SOUTH JORDAN — High school debate team members from around the Salt Lake Valley weighed-in on what they saw and heard Friday night from the two men vying for the nation's highest office — and they call it a draw.

Nine students from Bingham High's four-time, and current, state-champion debate team split 5-4 to Barack Obama over John McCain following the telecast, but felt that there was very little difference, other than style, revealed during the square-off to distinguish the candidates. Bingham senior Abigail Kingsford said the presentation differences she saw Friday are the ones that have been apparent to her throughout the campaign.

"McCain has a more natural approach," Kingsford said. "He presents in a narrative style, where Obama is more structured with his presentation ... and numbered points."

Kingsford's senior classmate, Daniel Shackelford, said he was more impressed by McCain's responses to PBS newsman Jim Lehrer's questions.

"I felt like on most points, Obama was getting away from the issues and McCain stayed more focused," Shackelford said. "McCain stuck to his guns on what his position was."

The group agreed in a post-debate discussion that McCain's tendency throughout the evening to avoid eye contact with either Lehrer or Obama was a mistake, and gave the edge to what they felt was Obama's consistent appearance of engagement.

Across the valley, Lone Peak High School junior Cameron Partovi watched the debate with a classmate and felt Obama came out just barely ahead.

"I thought that, overall, Obama had a more organized manner," Partovi said. "McCain seemed less prepared ... and was shooting from the hip."

Partovi said he felt nothing new was presented Friday, in terms of platform issues, and that neither candidate was very impressive.

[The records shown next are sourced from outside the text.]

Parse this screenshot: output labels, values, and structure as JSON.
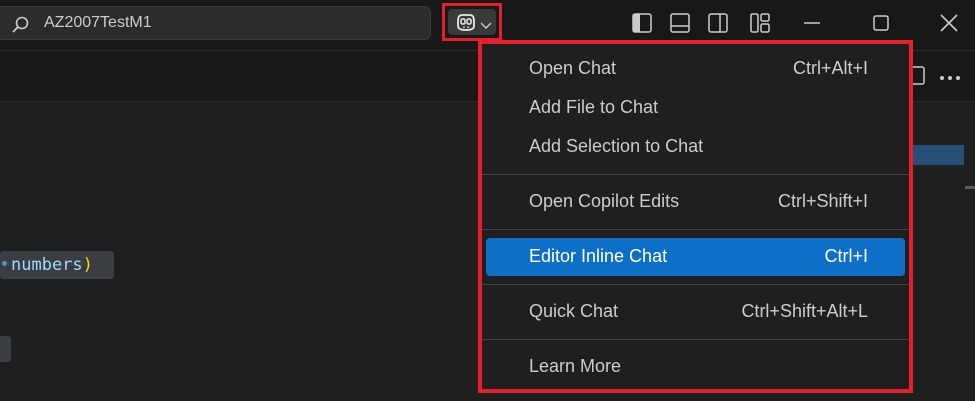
{
  "search": {
    "text": "AZ2007TestM1"
  },
  "titlebar": {
    "icons": [
      "search-icon",
      "copilot-icon",
      "chevron-down-icon",
      "toggle-primary-sidebar-icon",
      "toggle-panel-icon",
      "toggle-secondary-sidebar-icon",
      "customize-layout-icon",
      "minimize-icon",
      "maximize-icon",
      "close-icon"
    ]
  },
  "editor": {
    "token_name": "numbers",
    "token_paren": ")"
  },
  "menu": {
    "items": [
      {
        "label": "Open Chat",
        "keys": "Ctrl+Alt+I"
      },
      {
        "label": "Add File to Chat",
        "keys": ""
      },
      {
        "label": "Add Selection to Chat",
        "keys": ""
      },
      {
        "label": "Open Copilot Edits",
        "keys": "Ctrl+Shift+I"
      },
      {
        "label": "Editor Inline Chat",
        "keys": "Ctrl+I",
        "active": true
      },
      {
        "label": "Quick Chat",
        "keys": "Ctrl+Shift+Alt+L"
      },
      {
        "label": "Learn More",
        "keys": ""
      }
    ]
  },
  "colors": {
    "highlight": "#e5202a",
    "accent": "#0e6fc8"
  }
}
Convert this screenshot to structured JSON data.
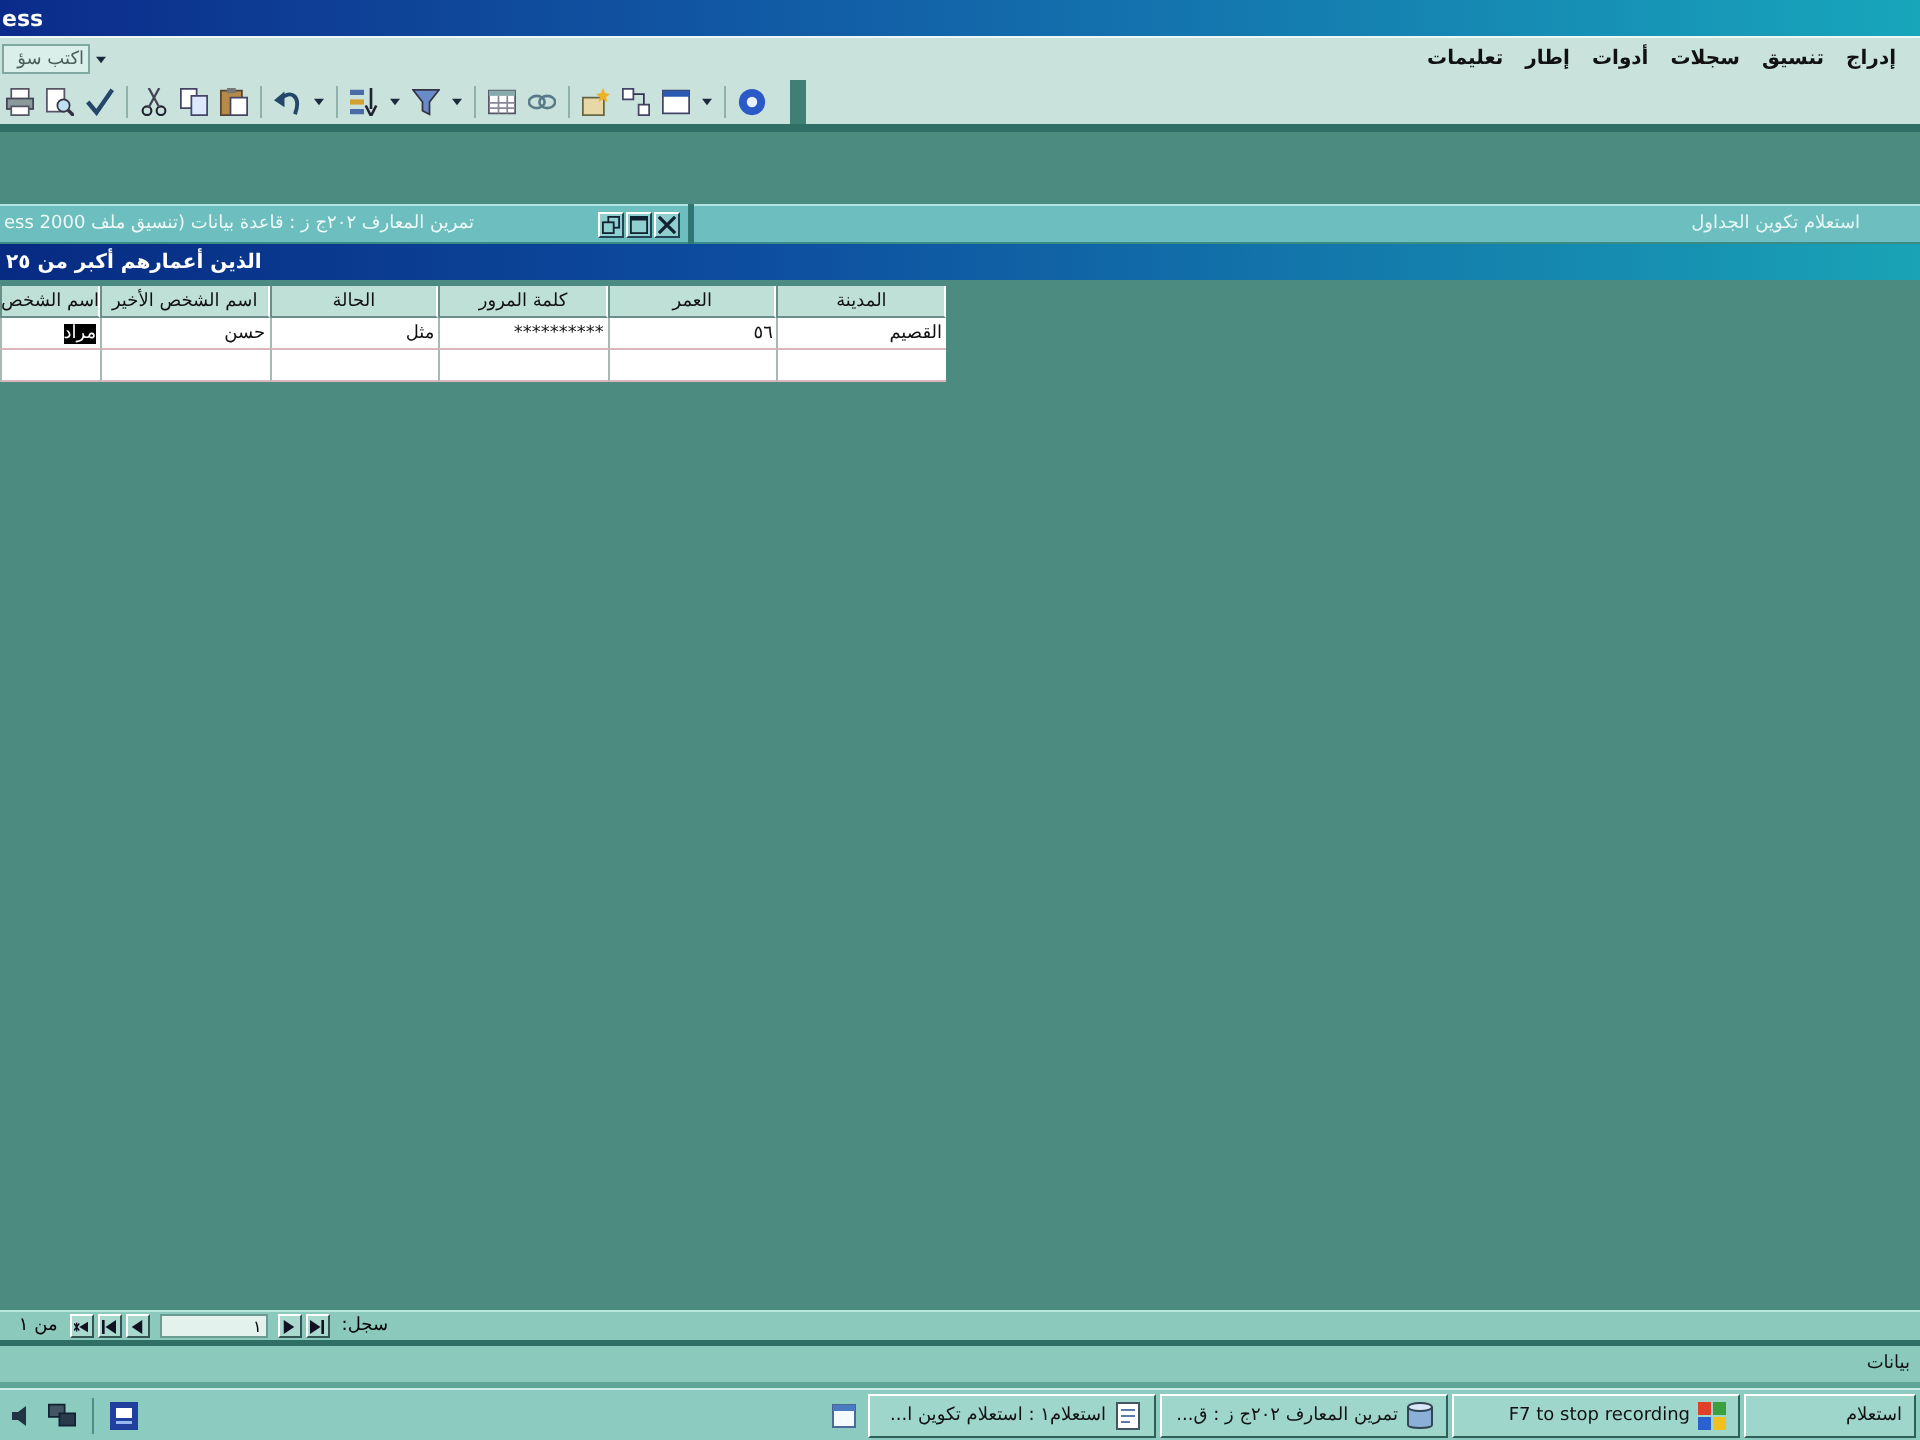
{
  "window": {
    "title": "ess"
  },
  "menu_bar": {
    "help_box": {
      "placeholder": "اكتب سؤ"
    },
    "items": [
      "إدراج",
      "تنسيق",
      "سجلات",
      "أدوات",
      "إطار",
      "تعليمات"
    ]
  },
  "database_window": {
    "title": "تمرين المعارف ٢٠٢ج ز : قاعدة بيانات (تنسيق ملف ess 2000"
  },
  "minimized_window": {
    "title": "استعلام تكوين الجداول"
  },
  "query_window": {
    "title": "الذين أعمارهم أكبر من ٢٥",
    "table": {
      "columns": [
        "المدينة",
        "العمر",
        "كلمة المرور",
        "الحالة",
        "اسم الشخص الأخير",
        "اسم الشخص"
      ],
      "rows": [
        {
          "cells": [
            {
              "text": "القصيم",
              "selected": false
            },
            {
              "text": "٥٦",
              "selected": false
            },
            {
              "text": "**********",
              "selected": false
            },
            {
              "text": "مثل",
              "selected": false
            },
            {
              "text": "حسن",
              "selected": false
            },
            {
              "text": "مراد",
              "selected": true
            }
          ]
        }
      ]
    },
    "record_navigator": {
      "label": "سجل:",
      "current": "١",
      "total": "من ١"
    }
  },
  "status_bar": {
    "text": "بيانات"
  },
  "taskbar": {
    "buttons": [
      {
        "label": "استعلام",
        "kind": "plain"
      },
      {
        "label": "F7 to stop recording",
        "kind": "recorder"
      },
      {
        "label": "تمرين المعارف ٢٠٢ج ز : ق...",
        "kind": "database"
      },
      {
        "label": "استعلام١ : استعلام تكوين ا...",
        "kind": "query"
      }
    ]
  }
}
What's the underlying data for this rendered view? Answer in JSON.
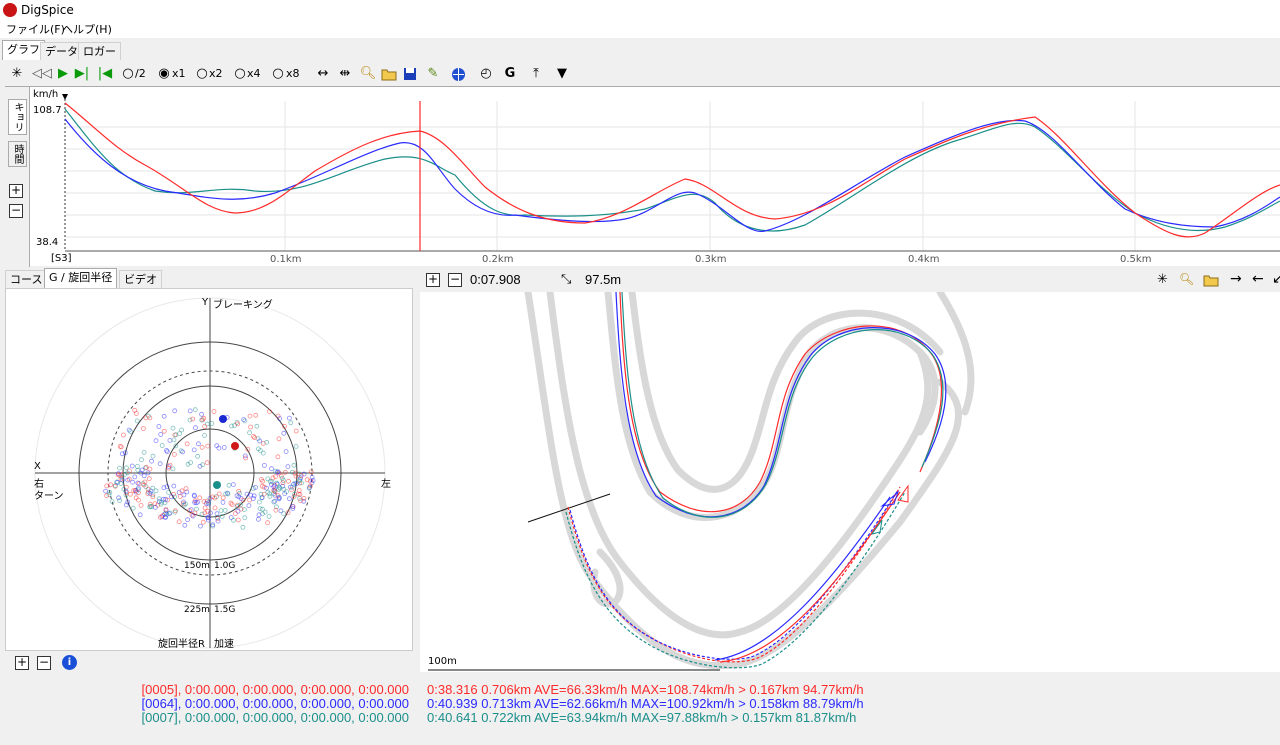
{
  "window": {
    "title": "DigSpice"
  },
  "menu": {
    "items": [
      "ファイル(F)",
      "ヘルプ(H)"
    ]
  },
  "main_tabs": [
    "グラフ",
    "データ",
    "ロガー"
  ],
  "toolbar": {
    "speeds": [
      "/2",
      "x1",
      "x2",
      "x4",
      "x8"
    ],
    "selected_speed": "x1"
  },
  "graph": {
    "side_tabs": [
      "キョリ",
      "時間"
    ],
    "y_unit": "km/h",
    "y_max_label": "108.7",
    "y_min_label": "38.4",
    "sector_label": "[S3]",
    "x_ticks": [
      "0.1km",
      "0.2km",
      "0.3km",
      "0.4km",
      "0.5km"
    ]
  },
  "left_tabs": [
    "コース",
    "G / 旋回半径",
    "ビデオ"
  ],
  "gcircle": {
    "label_top_axis": "Y",
    "label_top": "ブレーキング",
    "label_left_axis": "X",
    "label_left": "右",
    "label_left2": "ターン",
    "label_right": "左",
    "ring1_radius": "150m",
    "ring1_g": "1.0G",
    "ring2_radius": "225m",
    "ring2_g": "1.5G",
    "label_bottom_left": "旋回半径R",
    "label_bottom_right": "加速"
  },
  "map": {
    "time": "0:07.908",
    "distance": "97.5m",
    "scale_label": "100m"
  },
  "laps_left": [
    {
      "text": "[0005], 0:00.000, 0:00.000, 0:00.000, 0:00.000",
      "color": "#ff2a2a"
    },
    {
      "text": "[0064], 0:00.000, 0:00.000, 0:00.000, 0:00.000",
      "color": "#2a2aff"
    },
    {
      "text": "[0007], 0:00.000, 0:00.000, 0:00.000, 0:00.000",
      "color": "#1b8f8a"
    }
  ],
  "laps_right": [
    {
      "text": "0:38.316 0.706km AVE=66.33km/h MAX=108.74km/h > 0.167km 94.77km/h",
      "color": "#ff2a2a"
    },
    {
      "text": "0:40.939 0.713km AVE=62.66km/h MAX=100.92km/h > 0.158km 88.79km/h",
      "color": "#2a2aff"
    },
    {
      "text": "0:40.641 0.722km AVE=63.94km/h MAX=97.88km/h > 0.157km 81.87km/h",
      "color": "#1b8f8a"
    }
  ],
  "colors": {
    "red": "#ff2a2a",
    "blue": "#2a2aff",
    "teal": "#1b8f8a"
  }
}
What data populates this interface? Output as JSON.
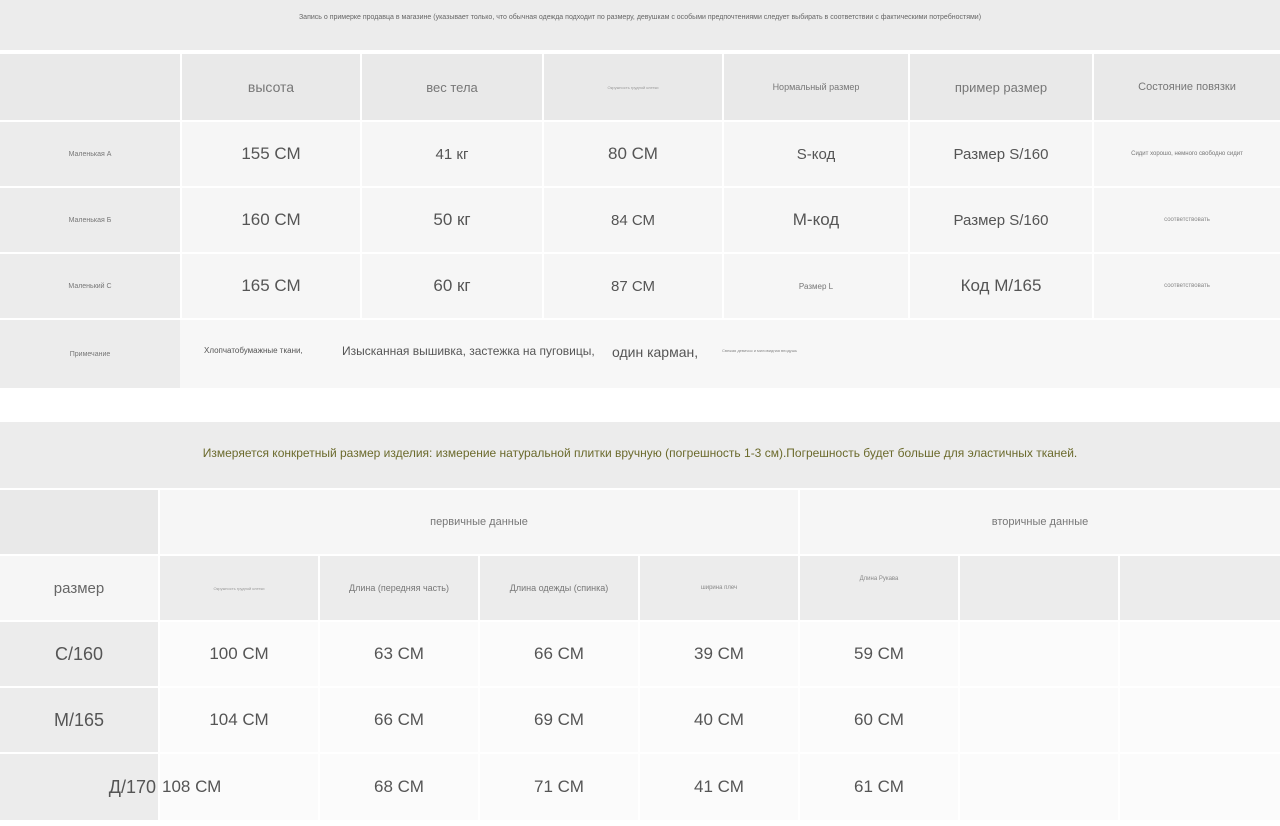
{
  "top_notice": "Запись о примерке продавца в магазине (указывает только, что обычная одежда подходит по размеру, девушкам с особыми предпочтениями следует выбирать в соответствии с фактическими потребностями)",
  "table1": {
    "headers": {
      "height": "высота",
      "weight": "вес тела",
      "bust": "Окружность грудной клетки",
      "normal_size": "Нормальный размер",
      "tryon_size": "пример размер",
      "bandage_state": "Состояние повязки"
    },
    "rows": [
      {
        "label": "Маленькая A",
        "height": "155 СМ",
        "weight": "41 кг",
        "bust": "80 СМ",
        "normal": "S-код",
        "tryon": "Размер S/160",
        "state": "Сидит хорошо, немного свободно сидит"
      },
      {
        "label": "Маленькая Б",
        "height": "160 СМ",
        "weight": "50 кг",
        "bust": "84 СМ",
        "normal": "М-код",
        "tryon": "Размер S/160",
        "state": "соответствовать"
      },
      {
        "label": "Маленький C",
        "height": "165 СМ",
        "weight": "60 кг",
        "bust": "87 СМ",
        "normal": "Размер L",
        "tryon": "Код M/165",
        "state": "соответствовать"
      }
    ],
    "note_label": "Примечание",
    "note_parts": [
      "Хлопчатобумажные ткани,",
      "Изысканная вышивка, застежка на пуговицы,",
      "один карман,",
      "Свежая девичья и миловидная вподушь"
    ]
  },
  "measure_notice": "Измеряется конкретный размер изделия: измерение натуральной плитки вручную (погрешность 1-3 см).Погрешность будет больше для эластичных тканей.",
  "table2": {
    "group_primary": "первичные данные",
    "group_secondary": "вторичные данные",
    "size_label": "размер",
    "col_headers": [
      "Окружность грудной клетки",
      "Длина (передняя часть)",
      "Длина одежды (спинка)",
      "ширина плеч",
      "Длина Рукава"
    ],
    "rows": [
      {
        "size": "С/160",
        "values": [
          "100 СМ",
          "63 СМ",
          "66 СМ",
          "39 СМ",
          "59 СМ"
        ]
      },
      {
        "size": "М/165",
        "values": [
          "104 СМ",
          "66 СМ",
          "69 СМ",
          "40 СМ",
          "60 СМ"
        ]
      },
      {
        "size": "Д/170",
        "values": [
          "108 СМ",
          "68 СМ",
          "71 СМ",
          "41 СМ",
          "61 СМ"
        ]
      }
    ]
  }
}
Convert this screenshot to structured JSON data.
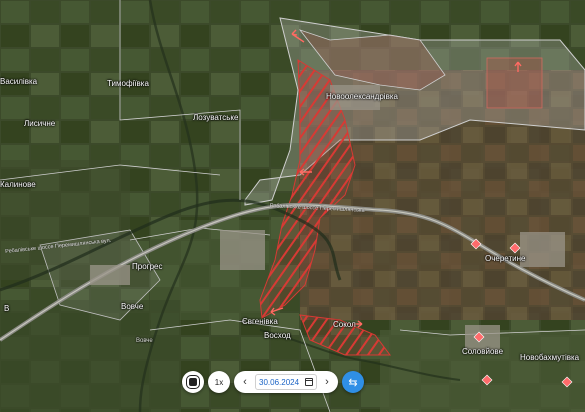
{
  "map": {
    "places": [
      {
        "id": "vasylivka",
        "label": "Василівка"
      },
      {
        "id": "tymofiivka",
        "label": "Тимофіївка"
      },
      {
        "id": "lysychne",
        "label": "Лисичне"
      },
      {
        "id": "lozuvatske",
        "label": "Лозуватське"
      },
      {
        "id": "novooleksandrivka",
        "label": "Новоолександрівка"
      },
      {
        "id": "sokil",
        "label": "Сокол"
      },
      {
        "id": "ocheretyne",
        "label": "Очеретине"
      },
      {
        "id": "prohres",
        "label": "Прогрес"
      },
      {
        "id": "vovche",
        "label": "Вовче"
      },
      {
        "id": "yevhenivka",
        "label": "Євгенівка"
      },
      {
        "id": "voskhod",
        "label": "Восход"
      },
      {
        "id": "solovyove",
        "label": "Соловйове"
      },
      {
        "id": "novobakhmutivka",
        "label": "Новобахмутівка"
      },
      {
        "id": "kalynove",
        "label": "Калинове"
      },
      {
        "id": "vovche2",
        "label": "Вовче"
      },
      {
        "id": "v-left",
        "label": "В"
      }
    ],
    "roads": [
      {
        "id": "road-left",
        "label": "Ребалівське шоссе Перемишлянська вул."
      },
      {
        "id": "road-right",
        "label": "Ребалівське шоссе Перемишлянська"
      }
    ],
    "colors": {
      "occupied_hatch": "#d83a34",
      "occupied_fill": "rgba(160,90,80,0.35)",
      "grey_zone": "rgba(200,200,200,0.30)",
      "boundary": "#cfcfcf",
      "attack_arrow": "#ff6a62",
      "marker": "#ff6b6b"
    }
  },
  "controls": {
    "play_icon": "record-icon",
    "speed_label": "1x",
    "date_prev_icon": "chevron-left-icon",
    "date_value": "30.06.2024",
    "date_next_icon": "chevron-right-icon",
    "sync_icon": "swap-icon"
  }
}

Rowland Hall junior Andrew Arsht also came away from the debate without being wowed by either candidate.

"Honestly, I don't think either of them gained ground on the other," Arsht said. "Based purely on presentation strategy, McCain was maybe a little more effective and his little speeches were well prepared."

Arsht said the line of the night was McCain's comment on looking into the eyes of former Russian President Vladimir Putin and seeing the letters K-G-B.

"That was a great line," Arsht said. "And, clearly, it was prepared."